Re: laptop/edu-users

In message <35ABBBBF.C8A03DD@ix.netcom.com>, kmself@ix.netcom.com writes:
>Looks like we're shaping this section up.
>> [_] Check here if you would like to use a laptop.
>> And then the laptop question will put in another section for people
>> who check it. (Note that I ask "would like to use", not "currently use".)
>I like.  Language:
> "Check if you use or plan to use a laptop"
>  ...covers all bases.

Ok, so I'm going to try to blow this laptop issue wide open again. Sorry.

I don't think we should have this checkbox on the front page of the
survey. In my opinion, this is pretty much the same as having little
checkboxes for "Check if you use or plan to use a modem", "Check if you
use or plan to use a printer", "Check if you use or plan to use
mathematical modelling software", and even "Check if you use or plan to
use a monitor". All of these issues have certain user groups who have
specific needs and specific concerns. Is there really much of a difference
between asking somebody if they prefer interlaced or non-interlaced 
monitor resolutions, and asking them how important the weight of their
laptop is, from the perspective of the operating system?

I will grant you that it would be nice, in a fuzzy sort of sense, to know
what laptop users think is most important for their laptop, and I will
grant you that we might want to have a question in the "demographics"
section (do you use a laptop?), and I will grant you that we might even
have a small section in the core questions list (things like "how important
is it to be able to interoperate with a laptop?").

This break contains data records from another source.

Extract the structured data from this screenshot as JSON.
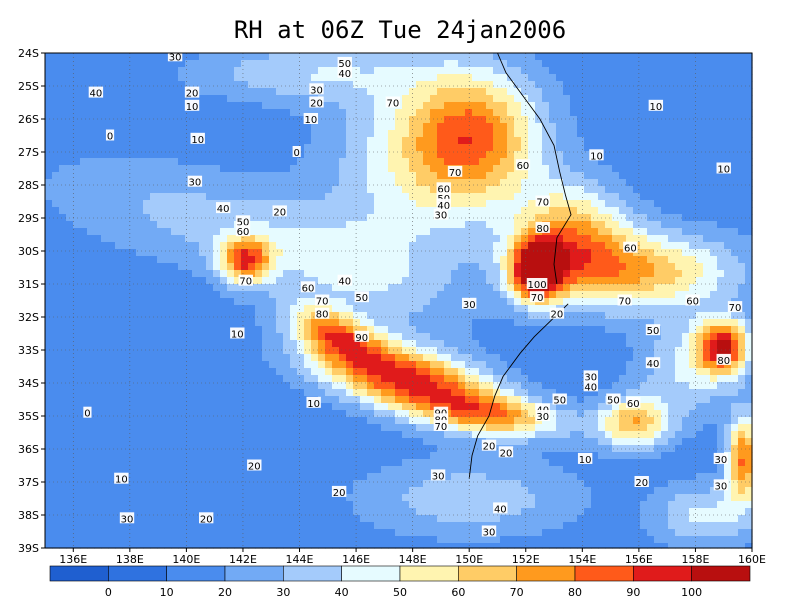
{
  "chart_data": {
    "type": "heatmap",
    "title": "RH at 06Z Tue 24jan2006",
    "xlabel": "",
    "ylabel": "",
    "xlim": [
      135,
      160
    ],
    "ylim": [
      -39,
      -24
    ],
    "x_ticks": [
      "136E",
      "138E",
      "140E",
      "142E",
      "144E",
      "146E",
      "148E",
      "150E",
      "152E",
      "154E",
      "156E",
      "158E",
      "160E"
    ],
    "y_ticks": [
      "24S",
      "25S",
      "26S",
      "27S",
      "28S",
      "29S",
      "30S",
      "31S",
      "32S",
      "33S",
      "34S",
      "35S",
      "36S",
      "37S",
      "38S",
      "39S"
    ],
    "grid": true,
    "colorbar": {
      "bounds": [
        0,
        10,
        20,
        30,
        40,
        50,
        60,
        70,
        80,
        90,
        100
      ],
      "colors": [
        "#1f5fd0",
        "#2f72e0",
        "#4a8cee",
        "#72aaf5",
        "#a4cbfb",
        "#e6fbff",
        "#fff4b0",
        "#ffcc66",
        "#ff9a1e",
        "#ff5a1a",
        "#e01b1b",
        "#b80f0f"
      ],
      "labels": [
        "0",
        "10",
        "20",
        "30",
        "40",
        "50",
        "60",
        "70",
        "80",
        "90",
        "100"
      ]
    },
    "background_value": 12,
    "features": [
      {
        "lon": 147.8,
        "lat": -33.9,
        "rx": 3.4,
        "ry": 1.0,
        "rot": -12,
        "amp": 82
      },
      {
        "lon": 145.2,
        "lat": -32.5,
        "rx": 1.6,
        "ry": 0.7,
        "rot": -20,
        "amp": 55
      },
      {
        "lon": 151.0,
        "lat": -35.0,
        "rx": 2.5,
        "ry": 0.6,
        "rot": -5,
        "amp": 45
      },
      {
        "lon": 152.4,
        "lat": -30.6,
        "rx": 0.9,
        "ry": 0.9,
        "rot": 0,
        "amp": 92
      },
      {
        "lon": 150.2,
        "lat": -26.5,
        "rx": 2.4,
        "ry": 2.0,
        "rot": 0,
        "amp": 60
      },
      {
        "lon": 153.6,
        "lat": -29.5,
        "rx": 2.0,
        "ry": 1.6,
        "rot": 0,
        "amp": 52
      },
      {
        "lon": 156.0,
        "lat": -30.6,
        "rx": 3.5,
        "ry": 1.2,
        "rot": 0,
        "amp": 55
      },
      {
        "lon": 159.0,
        "lat": -32.9,
        "rx": 0.9,
        "ry": 0.8,
        "rot": 0,
        "amp": 78
      },
      {
        "lon": 142.1,
        "lat": -30.3,
        "rx": 0.9,
        "ry": 0.7,
        "rot": 0,
        "amp": 65
      },
      {
        "lon": 155.8,
        "lat": -35.2,
        "rx": 1.3,
        "ry": 0.8,
        "rot": 0,
        "amp": 55
      },
      {
        "lon": 159.7,
        "lat": -36.3,
        "rx": 0.6,
        "ry": 1.3,
        "rot": 0,
        "amp": 68
      },
      {
        "lon": 148.0,
        "lat": -27.5,
        "rx": 3.2,
        "ry": 3.0,
        "rot": 0,
        "amp": 30
      },
      {
        "lon": 145.5,
        "lat": -30.5,
        "rx": 4.0,
        "ry": 1.5,
        "rot": -15,
        "amp": 25
      },
      {
        "lon": 139.5,
        "lat": -28.8,
        "rx": 5.0,
        "ry": 1.6,
        "rot": -10,
        "amp": 18
      },
      {
        "lon": 150.0,
        "lat": -37.5,
        "rx": 4.0,
        "ry": 1.2,
        "rot": 0,
        "amp": 25
      },
      {
        "lon": 144.0,
        "lat": -24.6,
        "rx": 4.0,
        "ry": 0.9,
        "rot": 0,
        "amp": 25
      },
      {
        "lon": 158.3,
        "lat": -38.0,
        "rx": 1.8,
        "ry": 1.0,
        "rot": 0,
        "amp": 30
      },
      {
        "lon": 157.8,
        "lat": -33.5,
        "rx": 1.8,
        "ry": 1.5,
        "rot": 0,
        "amp": 30
      }
    ],
    "contour_labels": [
      {
        "text": "30",
        "lon": 139.6,
        "lat": -24.1
      },
      {
        "text": "40",
        "lon": 136.8,
        "lat": -25.2
      },
      {
        "text": "20",
        "lon": 140.2,
        "lat": -25.2
      },
      {
        "text": "10",
        "lon": 140.2,
        "lat": -25.6
      },
      {
        "text": "0",
        "lon": 137.3,
        "lat": -26.5
      },
      {
        "text": "10",
        "lon": 140.4,
        "lat": -26.6
      },
      {
        "text": "30",
        "lon": 140.3,
        "lat": -27.9
      },
      {
        "text": "40",
        "lon": 141.3,
        "lat": -28.7
      },
      {
        "text": "50",
        "lon": 142.0,
        "lat": -29.1
      },
      {
        "text": "60",
        "lon": 142.0,
        "lat": -29.4
      },
      {
        "text": "70",
        "lon": 142.1,
        "lat": -30.9
      },
      {
        "text": "20",
        "lon": 143.3,
        "lat": -28.8
      },
      {
        "text": "0",
        "lon": 143.9,
        "lat": -27.0
      },
      {
        "text": "10",
        "lon": 144.4,
        "lat": -26.0
      },
      {
        "text": "20",
        "lon": 144.6,
        "lat": -25.5
      },
      {
        "text": "30",
        "lon": 144.6,
        "lat": -25.1
      },
      {
        "text": "40",
        "lon": 145.6,
        "lat": -24.6
      },
      {
        "text": "50",
        "lon": 145.6,
        "lat": -24.3
      },
      {
        "text": "70",
        "lon": 147.3,
        "lat": -25.5
      },
      {
        "text": "70",
        "lon": 149.5,
        "lat": -27.6
      },
      {
        "text": "60",
        "lon": 151.9,
        "lat": -27.4
      },
      {
        "text": "60",
        "lon": 149.1,
        "lat": -28.1
      },
      {
        "text": "50",
        "lon": 149.1,
        "lat": -28.4
      },
      {
        "text": "40",
        "lon": 149.1,
        "lat": -28.6
      },
      {
        "text": "30",
        "lon": 149.0,
        "lat": -28.9
      },
      {
        "text": "70",
        "lon": 152.6,
        "lat": -28.5
      },
      {
        "text": "80",
        "lon": 152.6,
        "lat": -29.3
      },
      {
        "text": "100",
        "lon": 152.4,
        "lat": -31.0
      },
      {
        "text": "70",
        "lon": 152.4,
        "lat": -31.4
      },
      {
        "text": "20",
        "lon": 153.1,
        "lat": -31.9
      },
      {
        "text": "30",
        "lon": 150.0,
        "lat": -31.6
      },
      {
        "text": "60",
        "lon": 155.7,
        "lat": -29.9
      },
      {
        "text": "70",
        "lon": 155.5,
        "lat": -31.5
      },
      {
        "text": "60",
        "lon": 157.9,
        "lat": -31.5
      },
      {
        "text": "70",
        "lon": 159.4,
        "lat": -31.7
      },
      {
        "text": "50",
        "lon": 156.5,
        "lat": -32.4
      },
      {
        "text": "40",
        "lon": 156.5,
        "lat": -33.4
      },
      {
        "text": "80",
        "lon": 159.0,
        "lat": -33.3
      },
      {
        "text": "10",
        "lon": 156.6,
        "lat": -25.6
      },
      {
        "text": "10",
        "lon": 154.5,
        "lat": -27.1
      },
      {
        "text": "10",
        "lon": 159.0,
        "lat": -27.5
      },
      {
        "text": "40",
        "lon": 145.6,
        "lat": -30.9
      },
      {
        "text": "60",
        "lon": 144.3,
        "lat": -31.1
      },
      {
        "text": "50",
        "lon": 146.2,
        "lat": -31.4
      },
      {
        "text": "70",
        "lon": 144.8,
        "lat": -31.5
      },
      {
        "text": "80",
        "lon": 144.8,
        "lat": -31.9
      },
      {
        "text": "90",
        "lon": 146.2,
        "lat": -32.6
      },
      {
        "text": "10",
        "lon": 141.8,
        "lat": -32.5
      },
      {
        "text": "10",
        "lon": 144.5,
        "lat": -34.6
      },
      {
        "text": "0",
        "lon": 136.5,
        "lat": -34.9
      },
      {
        "text": "90",
        "lon": 149.0,
        "lat": -34.9
      },
      {
        "text": "80",
        "lon": 149.0,
        "lat": -35.1
      },
      {
        "text": "70",
        "lon": 149.0,
        "lat": -35.3
      },
      {
        "text": "50",
        "lon": 153.2,
        "lat": -34.5
      },
      {
        "text": "40",
        "lon": 152.6,
        "lat": -34.8
      },
      {
        "text": "30",
        "lon": 152.6,
        "lat": -35.0
      },
      {
        "text": "30",
        "lon": 154.3,
        "lat": -33.8
      },
      {
        "text": "40",
        "lon": 154.3,
        "lat": -34.1
      },
      {
        "text": "50",
        "lon": 155.1,
        "lat": -34.5
      },
      {
        "text": "60",
        "lon": 155.8,
        "lat": -34.6
      },
      {
        "text": "20",
        "lon": 150.7,
        "lat": -35.9
      },
      {
        "text": "20",
        "lon": 151.3,
        "lat": -36.1
      },
      {
        "text": "10",
        "lon": 154.1,
        "lat": -36.3
      },
      {
        "text": "30",
        "lon": 158.9,
        "lat": -36.3
      },
      {
        "text": "20",
        "lon": 156.1,
        "lat": -37.0
      },
      {
        "text": "30",
        "lon": 158.9,
        "lat": -37.1
      },
      {
        "text": "20",
        "lon": 142.4,
        "lat": -36.5
      },
      {
        "text": "10",
        "lon": 137.7,
        "lat": -36.9
      },
      {
        "text": "30",
        "lon": 148.9,
        "lat": -36.8
      },
      {
        "text": "20",
        "lon": 145.4,
        "lat": -37.3
      },
      {
        "text": "40",
        "lon": 151.1,
        "lat": -37.8
      },
      {
        "text": "30",
        "lon": 137.9,
        "lat": -38.1
      },
      {
        "text": "20",
        "lon": 140.7,
        "lat": -38.1
      },
      {
        "text": "30",
        "lon": 150.7,
        "lat": -38.5
      }
    ],
    "coastline": [
      [
        153.5,
        -31.6
      ],
      [
        152.9,
        -32.1
      ],
      [
        152.3,
        -32.6
      ],
      [
        151.8,
        -33.1
      ],
      [
        151.2,
        -33.8
      ],
      [
        150.9,
        -34.4
      ],
      [
        150.7,
        -35.0
      ],
      [
        150.3,
        -35.6
      ],
      [
        150.1,
        -36.2
      ],
      [
        150.0,
        -36.9
      ]
    ],
    "coastline2": [
      [
        151.0,
        -24.0
      ],
      [
        151.3,
        -24.6
      ],
      [
        151.9,
        -25.3
      ],
      [
        152.5,
        -26.0
      ],
      [
        153.0,
        -26.8
      ],
      [
        153.2,
        -27.6
      ],
      [
        153.4,
        -28.3
      ],
      [
        153.6,
        -28.9
      ],
      [
        153.1,
        -29.6
      ],
      [
        153.0,
        -30.4
      ],
      [
        153.1,
        -31.0
      ]
    ]
  }
}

But I think that having a bunch of "check here if you want feature foo"
checkboxes on the first page of the survey, and then using those checks
to build a survey once we know what the user already cares about, is
extremely backward. At the least, we will skew our survey. More likely,
we'll also end up asking the user each question twice ("Should I ask you
about foo?" "Ok, now that you're expressed interest in foo, how important
do you think foo is?")

This is not the way. We might consider developing a separate laptop
survey, or pointing users who indicate interest towards an existing
laptop survey.

Actually, that brings up another interesting point. Instead of just
collecting information and saying "thank you", why not compile the
information they've given about their interests and goals, and give
them a specialized set of recommendations once they've finished the
survey? This might answer virtanen's question earlier about "How can
we motivate people to take the survey?" -- we motivate them because
they get automated personalized advice once they're done. This has
other issues tho, like people experimenting with our survey to see
what advice we give for which user type, when they don't actually
belong to that user type. (And it's also more work. Whee.)